The Original America First: The Forgotten Fascism Behind MAGA
Long before Donald Trump’s red hats and rallies, there was another “America First” movement that haunted the nation’s conscience. Born in the 1930s, it was a slogan that carried the seductive ring of patriotism but hid something much darker underneath — a strain of isolationism, xenophobia, and outright fascist sympathy that took hold of American life on the eve of World War II.
The original America First Committee, founded in 1940, wasn’t a fringe group. It boasted more than 800,000 members and claimed to defend U.S. sovereignty against foreign entanglements. Its most famous spokesman was Charles Lindbergh — the heroic aviator who had once embodied American ingenuity. But in speech after speech, Lindbergh turned that celebrity into a pulpit for anti-Semitic paranoia. He warned that “the British, the Roosevelt administration, and the Jews” were conspiring to push America into war. Behind the veneer of patriotic neutrality lay the old poison of racial hierarchy and a belief that America’s destiny was to remain a fortress of Anglo-Saxon purity.
That belief wasn’t confined to isolationist politicians. Across the nation, religious demagogues and media figures gave fascism a distinctly American accent. Father Charles Coughlin, a Catholic radio priest with millions of listeners, praised Hitler and Mussolini for standing against “godless communism.” His newspaper, Social Justice, reprinted Nazi propaganda and the notorious Protocols of the Elders of Zion. Meanwhile, the German American Bund — a domestic Nazi organization — filled Madison Square Garden in 1939 with twenty thousand people saluting before a massive portrait of George Washington flanked by swastikas. Their speeches about “taking back America” could have been mistaken for the opening act of a MAGA rally eighty years later.
When fascism fell out of fashion after World War II, its followers didn’t vanish. They rebranded. Their ideas lived on through the Red Scare, McCarthyism, and later the John Birch Society — movements obsessed with an “enemy within” eroding the moral and racial fabric of America. The Cold War turned their xenophobia into virtue. The civil rights movement turned their resistance into “law and order.” And by the time Ronald Reagan declared that “government is the problem,” the old America First paranoia had become mainstream conservatism — now armed with television cameras and evangelical megachurches.
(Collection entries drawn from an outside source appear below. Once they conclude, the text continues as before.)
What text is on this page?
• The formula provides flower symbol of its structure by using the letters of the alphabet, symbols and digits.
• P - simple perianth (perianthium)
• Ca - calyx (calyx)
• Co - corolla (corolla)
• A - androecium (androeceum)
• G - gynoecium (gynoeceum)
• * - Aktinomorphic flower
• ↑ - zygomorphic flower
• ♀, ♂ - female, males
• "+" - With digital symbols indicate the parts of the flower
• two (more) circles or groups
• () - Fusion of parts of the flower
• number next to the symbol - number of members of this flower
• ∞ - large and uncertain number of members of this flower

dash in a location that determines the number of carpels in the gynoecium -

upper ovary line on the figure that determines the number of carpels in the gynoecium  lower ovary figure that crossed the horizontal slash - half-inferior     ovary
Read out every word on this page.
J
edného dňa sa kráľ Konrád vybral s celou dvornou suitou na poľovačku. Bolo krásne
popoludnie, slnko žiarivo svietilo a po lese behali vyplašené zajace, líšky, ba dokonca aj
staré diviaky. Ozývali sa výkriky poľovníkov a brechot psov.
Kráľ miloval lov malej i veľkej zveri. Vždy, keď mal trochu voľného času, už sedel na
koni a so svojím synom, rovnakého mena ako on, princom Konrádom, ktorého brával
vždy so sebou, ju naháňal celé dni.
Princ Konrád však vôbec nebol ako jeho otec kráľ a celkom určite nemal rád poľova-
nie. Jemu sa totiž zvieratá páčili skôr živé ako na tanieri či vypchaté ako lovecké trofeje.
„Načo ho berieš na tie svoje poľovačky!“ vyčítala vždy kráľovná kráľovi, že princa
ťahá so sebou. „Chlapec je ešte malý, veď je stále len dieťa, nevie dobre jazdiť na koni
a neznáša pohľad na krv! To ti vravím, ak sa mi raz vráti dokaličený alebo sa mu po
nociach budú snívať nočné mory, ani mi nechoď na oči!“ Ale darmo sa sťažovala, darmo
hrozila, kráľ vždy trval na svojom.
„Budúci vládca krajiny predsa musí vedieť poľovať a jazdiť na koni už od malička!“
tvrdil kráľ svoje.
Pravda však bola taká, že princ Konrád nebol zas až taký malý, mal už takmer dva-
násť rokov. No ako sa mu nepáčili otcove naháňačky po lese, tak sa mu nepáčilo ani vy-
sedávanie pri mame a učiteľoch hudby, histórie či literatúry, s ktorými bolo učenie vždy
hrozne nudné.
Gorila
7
When Trump revived “America First” in 2016, it wasn’t just a marketing choice. It was a resurrection. The same emotional cocktail of grievance, nationalism, and fear that powered Lindbergh’s crowds was poured into new bottles: immigrants replaced Jews as scapegoats, the “deep state” replaced international conspiracies, and the language of moral decay was reborn through talk radio and cable news. MAGA wasn’t new — it was a historical recurrence, a revival of an ideology that had once sympathized with fascism and cloaked it in red, white, and blue.
What’s most frightening is not that America flirted with fascism once, but that it keeps forgetting it ever did. The slogans remain the same; the enemies just change. The ghosts of the 1930s never left — they simply put on new hats.